A joint task force, consisting of investigators from the Niagara County District Attorney's office, the county Sheriff's Department and the Niagara Falls City Police, last week launched an investigation into the alleged theft of more than $12,000 worth of asphalt millings from the city.

Investigators got a break in the case when the Niagara Falls Reporter turned over a series of photographs, taken at a location on Hyde Park Boulevard on Aug. 3, showing dumped loads of the millings. The photos had previously been given to the newspaper by a former city official.

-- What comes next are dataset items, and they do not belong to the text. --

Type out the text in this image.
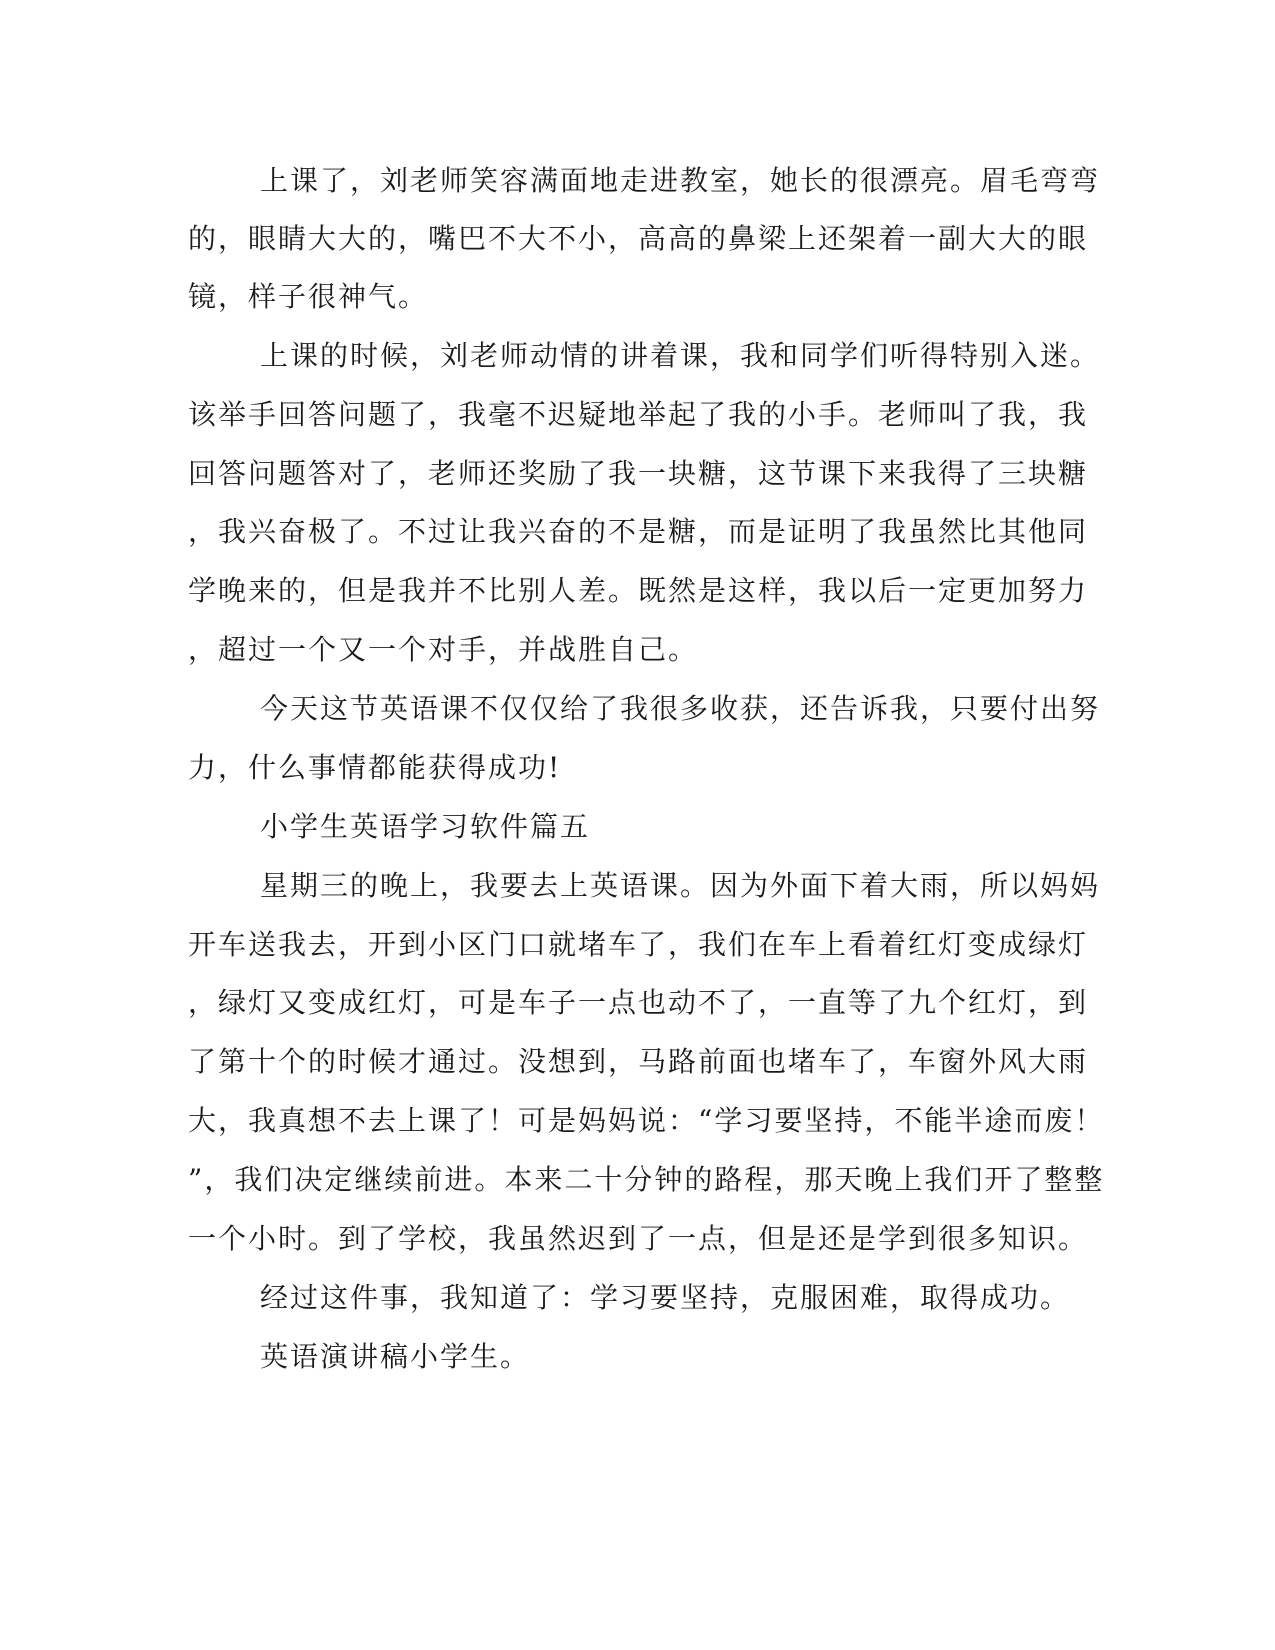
上课了，刘老师笑容满面地走进教室，她长的很漂亮。眉毛弯弯
的，眼睛大大的，嘴巴不大不小，高高的鼻梁上还架着一副大大的眼
镜，样子很神气。
上课的时候，刘老师动情的讲着课，我和同学们听得特别入迷。
该举手回答问题了，我毫不迟疑地举起了我的小手。老师叫了我，我
回答问题答对了，老师还奖励了我一块糖，这节课下来我得了三块糖
，我兴奋极了。不过让我兴奋的不是糖，而是证明了我虽然比其他同
学晚来的，但是我并不比别人差。既然是这样，我以后一定更加努力
，超过一个又一个对手，并战胜自己。
今天这节英语课不仅仅给了我很多收获，还告诉我，只要付出努
力，什么事情都能获得成功!
小学生英语学习软件篇五
星期三的晚上，我要去上英语课。因为外面下着大雨，所以妈妈
开车送我去，开到小区门口就堵车了，我们在车上看着红灯变成绿灯
，绿灯又变成红灯，可是车子一点也动不了，一直等了九个红灯，到
了第十个的时候才通过。没想到，马路前面也堵车了，车窗外风大雨
大，我真想不去上课了！可是妈妈说：“学习要坚持，不能半途而废！
”，我们决定继续前进。本来二十分钟的路程，那天晚上我们开了整整
一个小时。到了学校，我虽然迟到了一点，但是还是学到很多知识。
经过这件事，我知道了：学习要坚持，克服困难，取得成功。
英语演讲稿小学生。
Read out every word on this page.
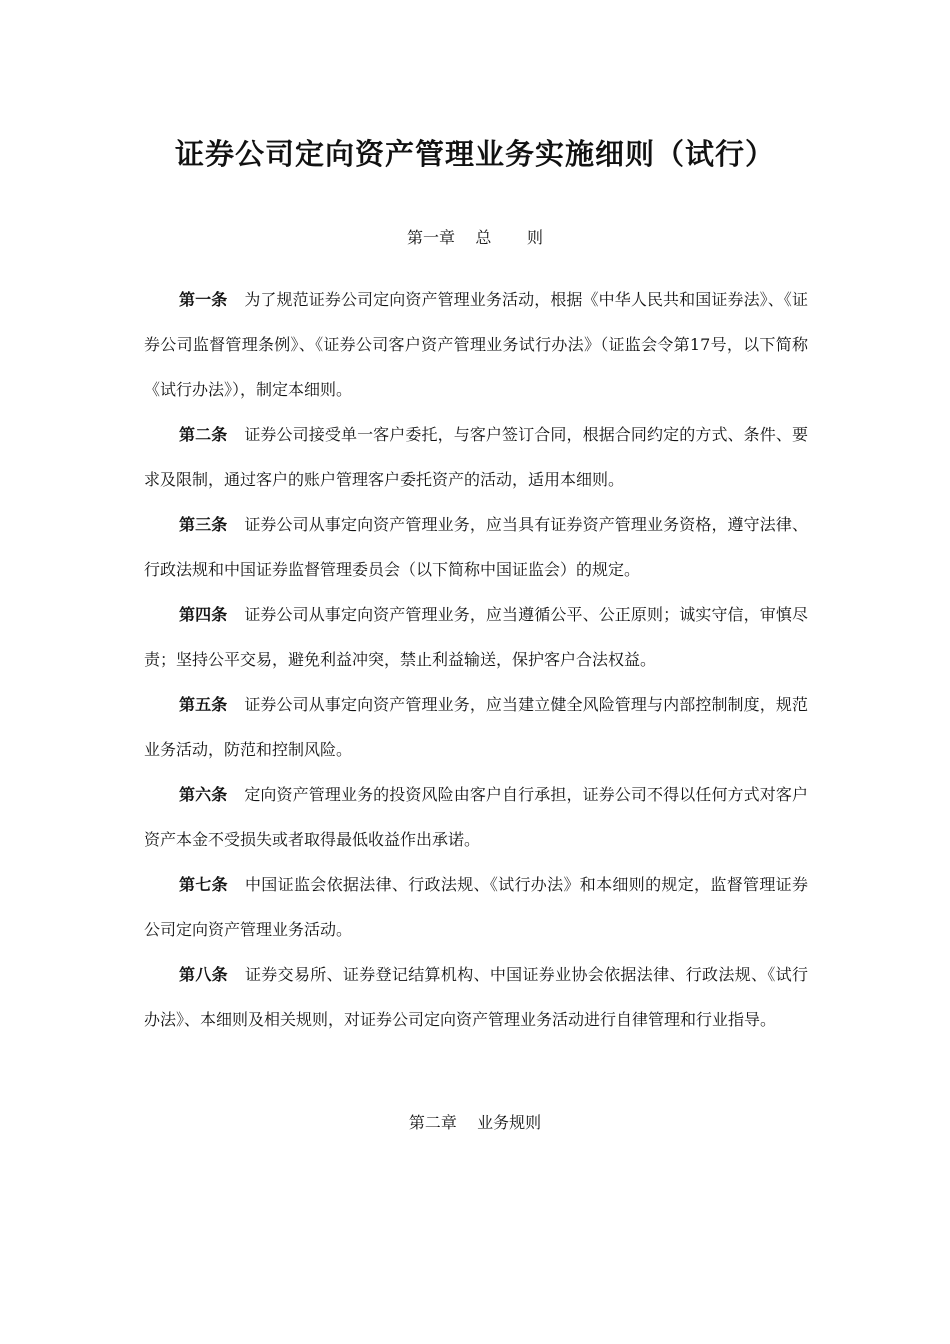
证券公司定向资产管理业务实施细则（试行）
第一章    总       则

第一条 为了规范证券公司定向资产管理业务活动，根据《中华人民共和国证券法》、《证券公司监督管理条例》、《证券公司客户资产管理业务试行办法》（证监会令第17号，以下简称《试行办法》），制定本细则。

第二条 证券公司接受单一客户委托，与客户签订合同，根据合同约定的方式、条件、要求及限制，通过客户的账户管理客户委托资产的活动，适用本细则。

第三条 证券公司从事定向资产管理业务，应当具有证券资产管理业务资格，遵守法律、行政法规和中国证券监督管理委员会（以下简称中国证监会）的规定。

第四条 证券公司从事定向资产管理业务，应当遵循公平、公正原则；诚实守信，审慎尽责；坚持公平交易，避免利益冲突，禁止利益输送，保护客户合法权益。

第五条 证券公司从事定向资产管理业务，应当建立健全风险管理与内部控制制度，规范业务活动，防范和控制风险。

第六条 定向资产管理业务的投资风险由客户自行承担，证券公司不得以任何方式对客户资产本金不受损失或者取得最低收益作出承诺。

第七条 中国证监会依据法律、行政法规、《试行办法》和本细则的规定，监督管理证券公司定向资产管理业务活动。

第八条 证券交易所、证券登记结算机构、中国证券业协会依据法律、行政法规、《试行办法》、本细则及相关规则，对证券公司定向资产管理业务活动进行自律管理和行业指导。

第二章    业务规则
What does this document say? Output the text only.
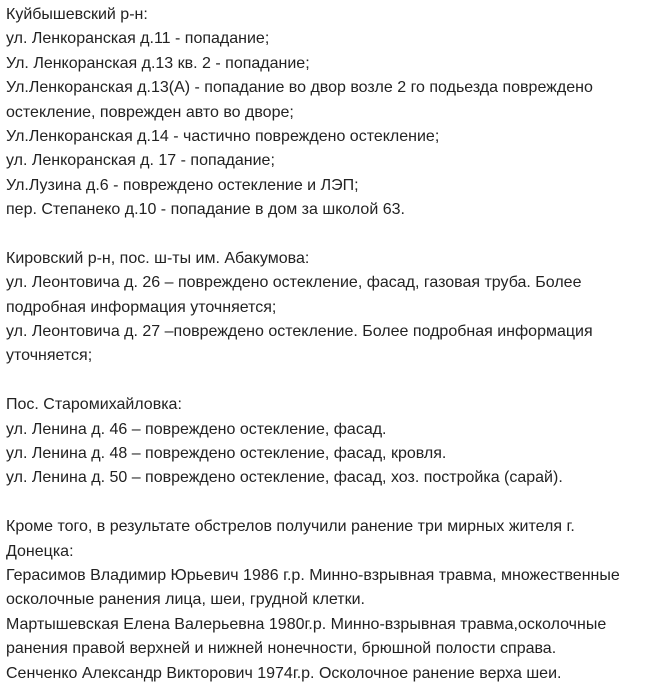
Куйбышевский р-н:
ул. Ленкоранская д.11 - попадание;
Ул. Ленкоранская д.13 кв. 2 - попадание;
Ул.Ленкоранская д.13(А) - попадание во двор возле 2 го подьезда повреждено
остекление, поврежден авто во дворе;
Ул.Ленкоранская д.14 - частично повреждено остекление;
ул. Ленкоранская д. 17 - попадание;
Ул.Лузина д.6 - повреждено остекление и ЛЭП;
пер. Степанеко д.10 - попадание в дом за школой 63.
Кировский р-н, пос. ш-ты им. Абакумова:
ул. Леонтовича д. 26 – повреждено остекление, фасад, газовая труба. Более
подробная информация уточняется;
ул. Леонтовича д. 27 –повреждено остекление. Более подробная информация
уточняется;
Пос. Старомихайловка:
ул. Ленина д. 46 – повреждено остекление, фасад.
ул. Ленина д. 48 – повреждено остекление, фасад, кровля.
ул. Ленина д. 50 – повреждено остекление, фасад, хоз. постройка (сарай).
Кроме того, в результате обстрелов получили ранение три мирных жителя г.
Донецка:
Герасимов Владимир Юрьевич 1986 г.р. Минно-взрывная травма, множественные
осколочные ранения лица, шеи, грудной клетки.
Мартышевская Елена Валерьевна 1980г.р. Минно-взрывная травма,осколочные
ранения правой верхней и нижней нонечности, брюшной полости справа.
Сенченко Александр Викторович 1974г.р. Осколочное ранение верха шеи.
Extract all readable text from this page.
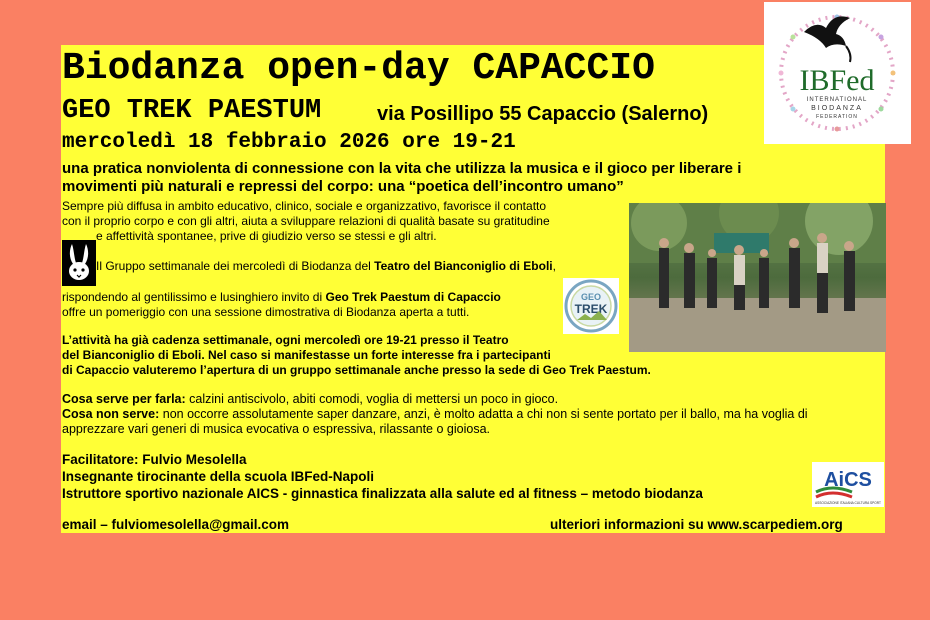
Biodanza open-day CAPACCIO
GEO TREK PAESTUM	via Posillipo 55 Capaccio (Salerno)
mercoledì 18 febbraio 2026 ore 19-21
una pratica nonviolenta di connessione con la vita che utilizza la musica e il gioco per liberare i
movimenti più naturali e repressi del corpo: una “poetica dell’incontro umano”
Sempre più diffusa in ambito educativo, clinico, sociale e organizzativo, favorisce il contatto
con il proprio corpo e con gli altri, aiuta a sviluppare relazioni di qualità basate su gratitudine
e affettività spontanee, prive di giudizio verso se stessi e gli altri.
Il Gruppo settimanale dei mercoledì di Biodanza del Teatro del Bianconiglio di Eboli,
rispondendo al gentilissimo e lusinghiero invito di Geo Trek Paestum di Capaccio
offre un pomeriggio con una sessione dimostrativa di Biodanza aperta a tutti.
GEO
TREK
L’attività ha già cadenza settimanale, ogni mercoledì ore 19-21 presso il Teatro
del Bianconiglio di Eboli. Nel caso si manifestasse un forte interesse fra i partecipanti
di Capaccio valuteremo l’apertura di un gruppo settimanale anche presso la sede di Geo Trek Paestum.
Cosa serve per farla: calzini antiscivolo, abiti comodi, voglia di mettersi un poco in gioco.
Cosa non serve: non occorre assolutamente saper danzare, anzi, è molto adatta a chi non si sente portato per il ballo, ma ha voglia di
apprezzare vari generi di musica evocativa o espressiva, rilassante o gioiosa.
Facilitatore: Fulvio Mesolella
Insegnante tirocinante della scuola IBFed-Napoli
Istruttore sportivo nazionale AICS - ginnastica finalizzata alla salute ed al fitness – metodo biodanza
email – fulviomesolella@gmail.com	ulteriori informazioni su www.scarpediem.org
AiCS
ASSOCIAZIONE ITALIANA CULTURA SPORT
IBFed
INTERNATIONAL
BIODANZA
FEDERATION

As many as 120 truckloads of asphalt milling -- generated through the resurfacing of Niagara Street and other area roadways -- were reportedly dumped in a parking lot adjacent to IDS Lakes Pipe Supply on Hyde Park Boulevard, in the parking lot of National Vacuum Corp. on Packard Road, in a private lot in an alley between Eighth and Ninth streets and in a lot outside of a Third Street tavern.

The city received no remuneration for the material.

District Attorney Matthew Murphy assigned a top investigator, Allan Brooks, to the case. Brooks, in turn, enlisted the aid of Niagara County Sheriff's Department Investigator Edward Garde and city police Det. John Humphrey to provide a coordinated approach to the investigation.

Normally, the millings are used by the city to surface unimproved alleyways and municipal parking lots. Any material left over can be sold to individuals and businesses, usually for $100 to $180 per truckload.

An assistant city Streets Department foreman, Willie Santiago, took a 30-day unpaid leave of absence after officials learned that the material had gone missing. City Council members told the Reporter they were originally led by administration officials to believe that Santiago had been suspended and only learned he'd taken the leave after filing Freedom of Information Act requests for the information.

Santiago reportedly claimed he thought he was doing the city a favor, getting rid of the material without any cost to the city.

But others in the Streets Department pointed out that the assistant foreman had worked for the Streets Department long enough to know the value of the asphalt millings.

City Administrator Al Joseph told media sources that as few as six truckloads were taken, and described the dollar loss to the city as "less than $100." But sources close to the case told the Reporter last week that each truckload is worth $100 to $180, and that as many as 120 to 150 truckloads were taken.

City Councilwoman Barbara Geracitano has charged that the administration is attempting to cover up the incident, and said city officials other than Santiago "must have been involved" in giving away the quantity of material that is apparently missing.

"We're going to get to the bottom of this and let the chips fall where they may," she said.